Solomon stretched out his hand to him:
“All right, but let us part as friends and not as enemies, Simon. We have surely both got our faults, but through our faith we have both received the gift of Grace and the promise of redemption from our Lord and Saviour Jesus Christ. Let us try to reach an understanding again. Let us meet in Capernaum chapel, as we have done so often before, Simon. Let us talk things over there.”
The baker turned away. His face contorted, and he shouted in a husky voice: “No! We shall not stretch out our hands to each other as though everything was back where it once was. For the day will come, and come soon, when the Kingdom of God has conquered the prince of this world.”
The strange smile reappeared on the baker’s face. And suddenly a wild light flashed in his eyes, and, foaming at the mouth, he shouted: “You are making a grievous mistake if you think your soul is saved, Solomon Olsen! You will soon learn that from the Lord’s own mouth when He reveals himself in the clouds. For, as it is written: the merchants of the earth shall weep and mourn; for no man buyeth their merchandise any more.”
Simon looked around in the big shop.

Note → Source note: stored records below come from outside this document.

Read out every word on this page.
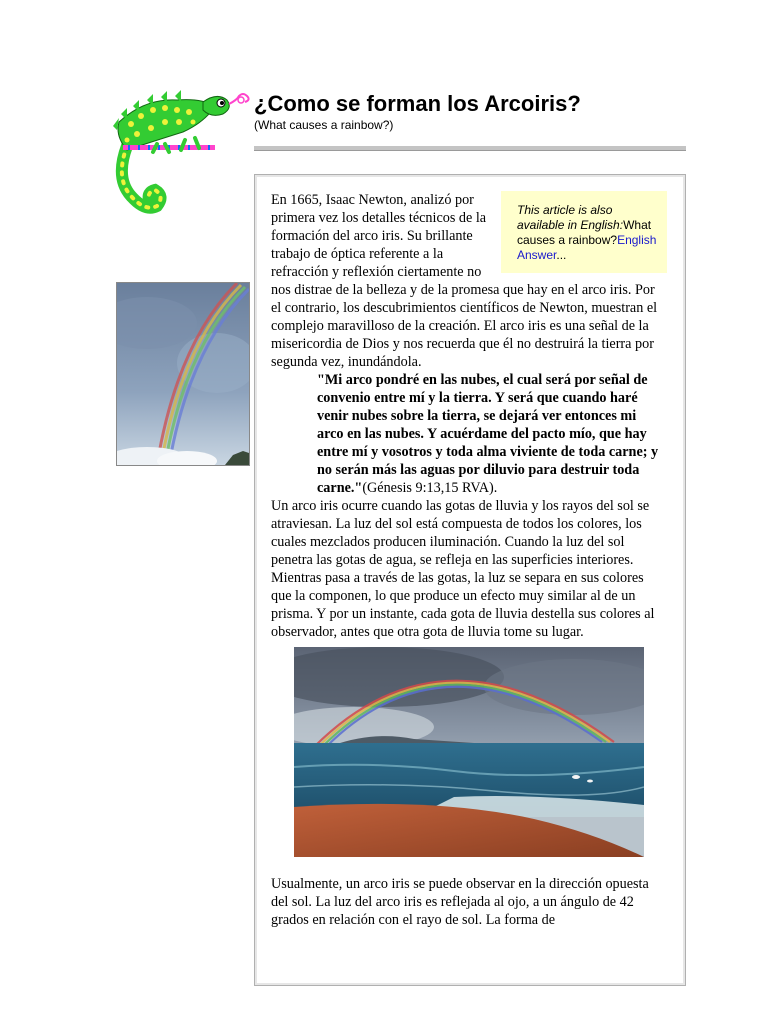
¿Como se forman los Arcoiris?
(What causes a rainbow?)
This article is also available in English:What causes a rainbow?English Answer...

En 1665, Isaac Newton, analizó por primera vez los detalles técnicos de la formación del arco iris. Su brillante trabajo de óptica referente a la refracción y reflexión ciertamente no nos distrae de la belleza y de la promesa que hay en el arco iris. Por el contrario, los descubrimientos científicos de Newton, muestran el complejo maravilloso de la creación. El arco iris es una señal de la misericordia de Dios y nos recuerda que él no destruirá la tierra por segunda vez, inundándola.

"Mi arco pondré en las nubes, el cual será por señal de convenio entre mí y la tierra. Y será que cuando haré venir nubes sobre la tierra, se dejará ver entonces mi arco en las nubes. Y acuérdame del pacto mío, que hay entre mí y vosotros y toda alma viviente de toda carne; y no serán más las aguas por diluvio para destruir toda carne."(Génesis 9:13,15 RVA).

Un arco iris ocurre cuando las gotas de lluvia y los rayos del sol se atraviesan. La luz del sol está compuesta de todos los colores, los cuales mezclados producen iluminación. Cuando la luz del sol penetra las gotas de agua, se refleja en las superficies interiores. Mientras pasa a través de las gotas, la luz se separa en sus colores que la componen, lo que produce un efecto muy similar al de un prisma. Y por un instante, cada gota de lluvia destella sus colores al observador, antes que otra gota de lluvia tome su lugar.

Usualmente, un arco iris se puede observar en la dirección opuesta del sol. La luz del arco iris es reflejada al ojo, a un ángulo de 42 grados en relación con el rayo de sol. La forma de
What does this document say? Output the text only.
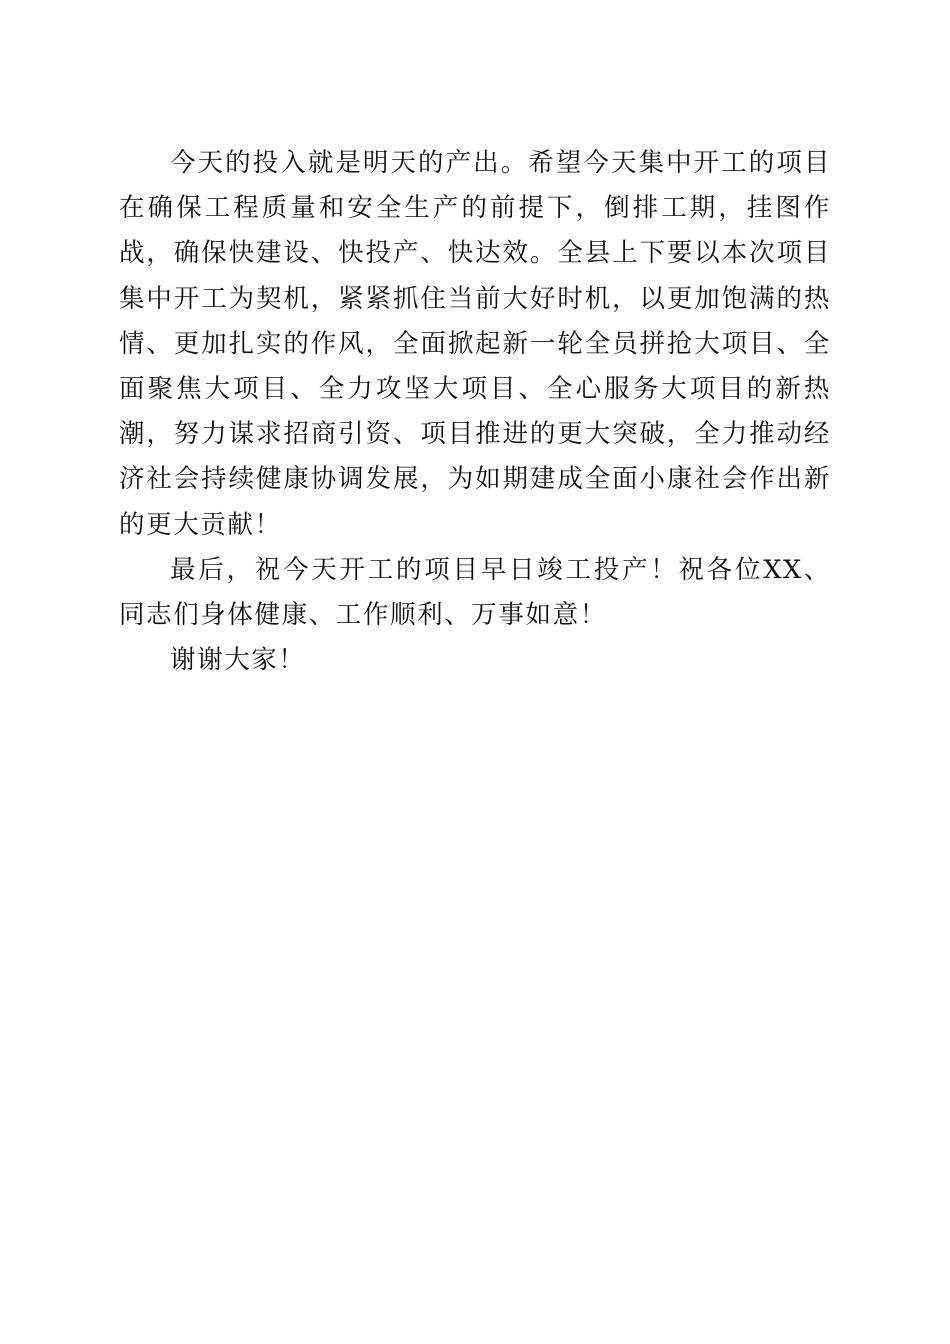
今天的投入就是明天的产出。希望今天集中开工的项目在确保工程质量和安全生产的前提下，倒排工期，挂图作战，确保快建设、快投产、快达效。全县上下要以本次项目集中开工为契机，紧紧抓住当前大好时机，以更加饱满的热情、更加扎实的作风，全面掀起新一轮全员拼抢大项目、全面聚焦大项目、全力攻坚大项目、全心服务大项目的新热潮，努力谋求招商引资、项目推进的更大突破，全力推动经济社会持续健康协调发展，为如期建成全面小康社会作出新的更大贡献！

最后，祝今天开工的项目早日竣工投产！祝各位XX、同志们身体健康、工作顺利、万事如意！

谢谢大家！
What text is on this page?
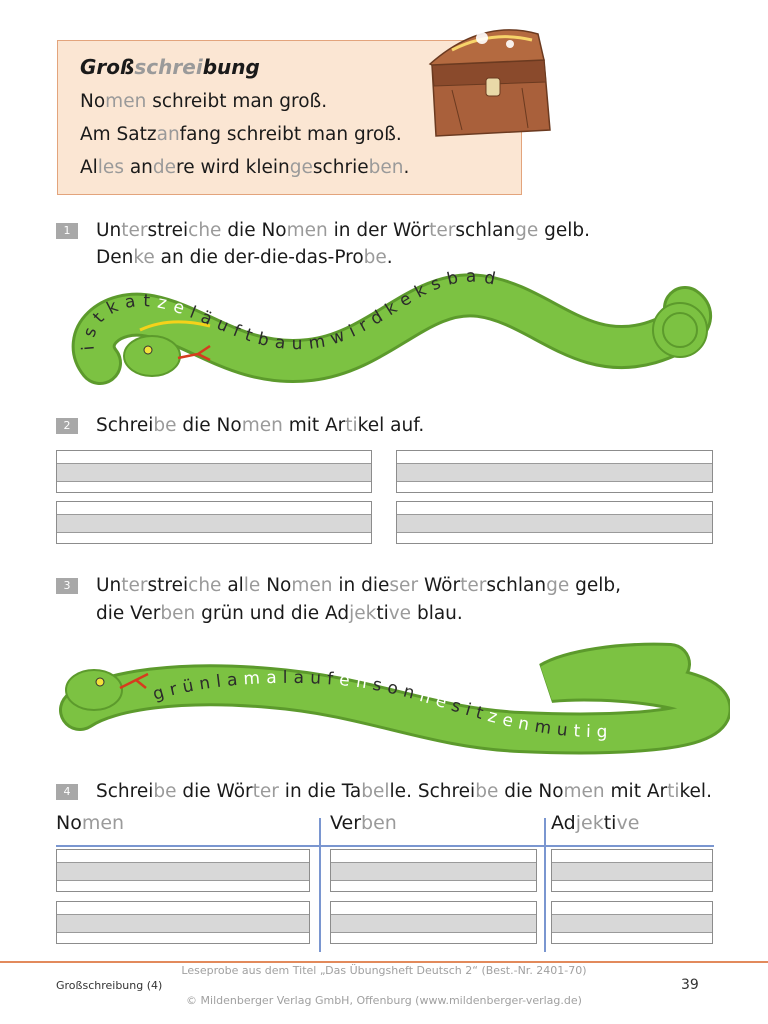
Großschreibung
Nomen schreibt man groß.
Am Satzanfang schreibt man groß.
Alles andere wird kleingeschrieben.
1	Unterstreiche die Nomen in der Wörterschlange gelb.
Denke an die der-die-das-Probe.
istk a t z eläuftb a u mwirdkeksb a d
2	Schreibe die Nomen mit Artikel auf.
3	Unterstreiche alle Nomen in dieser Wörterschlange gelb,
die Verben grün und die Adjektive blau.
gr ü n l a m a l a u f e n s onnesitzen m u t i g
4	Schreibe die Wörter in die Tabelle. Schreibe die Nomen mit Artikel.
Nomen	Verben	Adjektive
Leseprobe aus dem Titel „Das Übungsheft Deutsch 2“ (Best.-Nr. 2401-70)
Großschreibung (4)	39
© Mildenberger Verlag GmbH, Offenburg (www.mildenberger-verlag.de)
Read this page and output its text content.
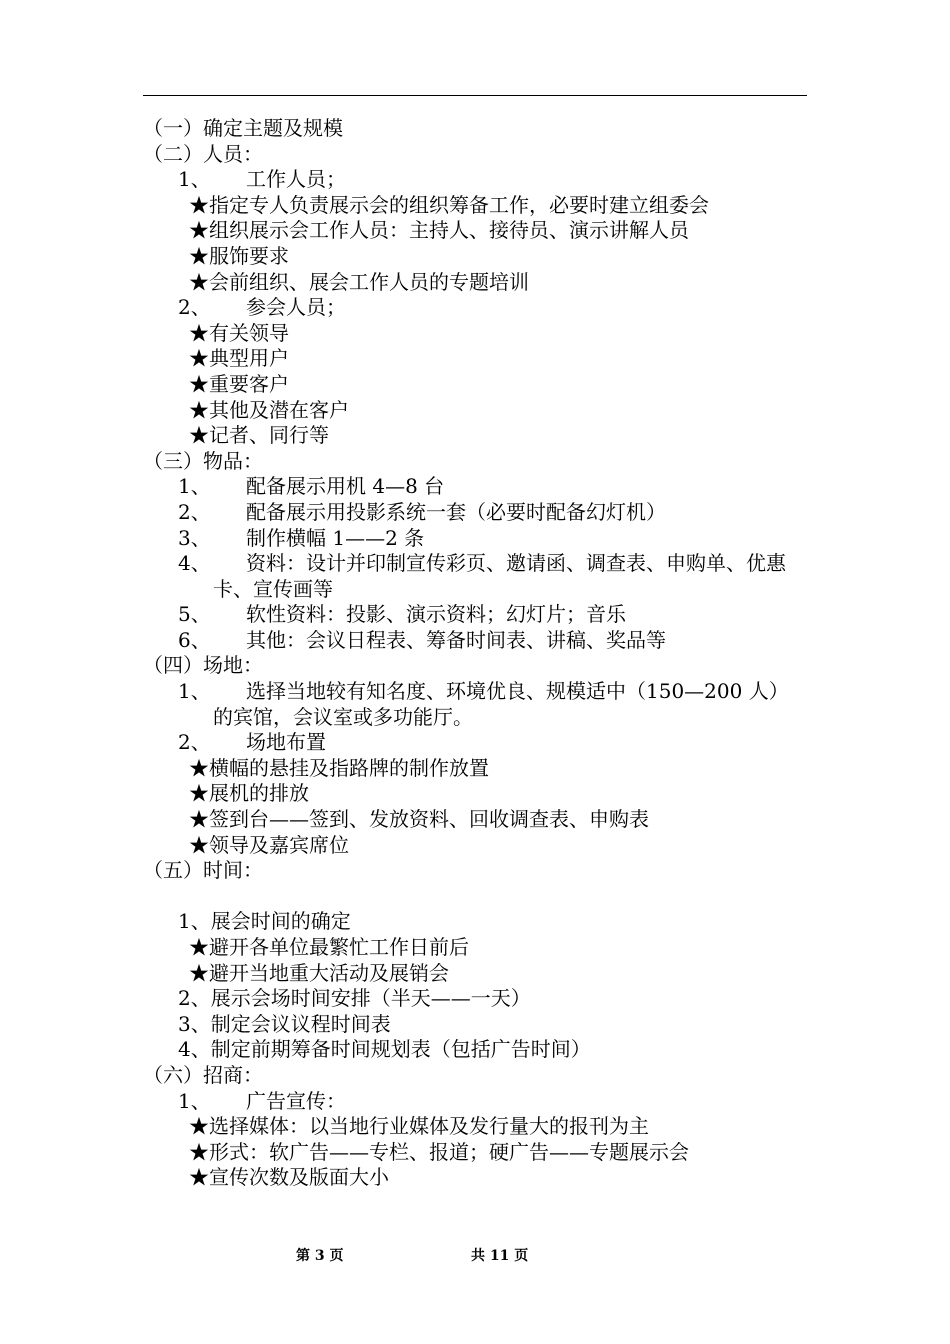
（一）确定主题及规模

（二）人员：

1、 工作人员；

★指定专人负责展示会的组织筹备工作，必要时建立组委会

★组织展示会工作人员：主持人、接待员、演示讲解人员

★服饰要求

★会前组织、展会工作人员的专题培训

2、 参会人员；

★有关领导

★典型用户

★重要客户

★其他及潜在客户

★记者、同行等

（三）物品：

1、 配备展示用机 4—8 台

2、 配备展示用投影系统一套（必要时配备幻灯机）

3、 制作横幅 1——2 条

4、 资料：设计并印制宣传彩页、邀请函、调查表、申购单、优惠
卡、宣传画等

5、 软性资料：投影、演示资料；幻灯片；音乐

6、 其他：会议日程表、筹备时间表、讲稿、奖品等

（四）场地：

1、 选择当地较有知名度、环境优良、规模适中（150—200 人）
的宾馆，会议室或多功能厅。

2、 场地布置

★横幅的悬挂及指路牌的制作放置

★展机的排放

★签到台——签到、发放资料、回收调查表、申购表

★领导及嘉宾席位

（五）时间：

1、展会时间的确定

★避开各单位最繁忙工作日前后

★避开当地重大活动及展销会

2、展示会场时间安排（半天——一天）

3、制定会议议程时间表

4、制定前期筹备时间规划表（包括广告时间）

（六）招商：

1、 广告宣传：

★选择媒体：以当地行业媒体及发行量大的报刊为主

★形式：软广告——专栏、报道；硬广告——专题展示会

★宣传次数及版面大小

第 3 页	共 11 页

Pointing at all the shelves and cupboards surrounding him, he went on: “Yes, that is just what is written: The merchandise of gold, and silver, and precious stones, and of pearls, and fine linen, and purple, and silk, and scarlet, and all thyine wood, and all manner of vessels of ivory, and all manner vessels of most precious wood, and of brass, and iron, and marble, and cinnamon, and odours, and ointments, and frankincense, and wine, and oil, and fine flour, and wheat, and beasts, and sheep, and horses, and chariots, and slaves, and souls of men.”
The baker turned once more towards Solomon Olsen and shouted in a strong voice, while he raised both his hands in the air: “Woe unto you. The fruits that thy soul lusted after are departed from thee, and all things which were dainty and goodly are departed from thee, and thou shall find them no more at all.”